Connecting the type graph will tangle with enabling useful type checking. Plan for that:

  1. Draw a graph of all valid coercion paths and useful make_* methods that connect the type graph
  2. Graph should create an inverted DAG from the target type
  3. Convert DAG to a tree via arbitrarily favored paths
  4. Implement the rest of the _auto_arg helpers
  5. Every outer signature coerces to the target types along the tree

Assuming we have a tree of methods in our constructors, it should become decidable whether a caller is providing enough information to construct a desired type. This does not address if the type checkers will give up for any number of reasons. Optional -> concrete may need to be completely explicit to satisfy sufficient information to construct.

The *Math metaclasses provide additional challenges for integration with type checking. The other arg could be type Any but this really only makes sense when we want to return NotImplemented for the sake of allowing the other to invoke it's __radd__ and related __r* methods. Commutative argument upgrading / downgrading is done via __r* methods now and is not particularly mind-blowing but it's not immediately clear that pylint can reason about simple math expressions ahead of runtime.

assert is being moved away from. The adoption of a favored tree of construction can deal with Optional and this process is reductive as we approach our canonical signature at the point of actual construction.
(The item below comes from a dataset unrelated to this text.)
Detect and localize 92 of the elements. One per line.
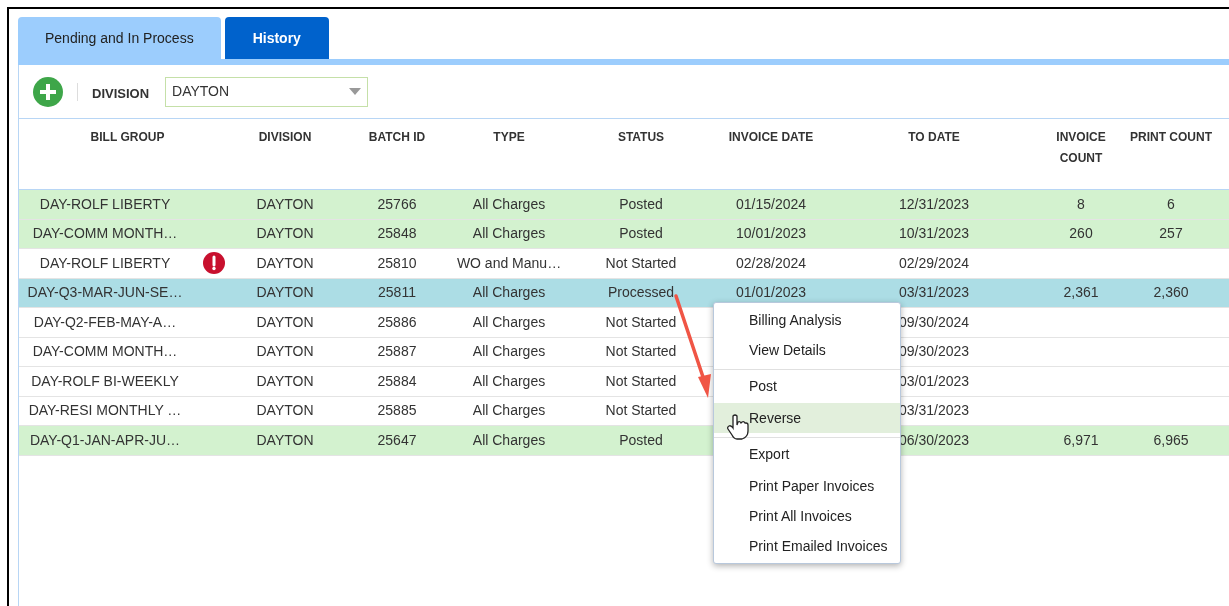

The assertions on _auto* methods for non-None cases will then implement sensible RTTC where the user provided an argument and the argument breaks the reduction path. In this manner we can move away from almost all non-shared constructor coercion as well as providing tools for client classes to adopt the same type-checking.

Testing

Oddly some broken code will need to exist in the source base to verify the performance of pylint. Some integration will be necessary.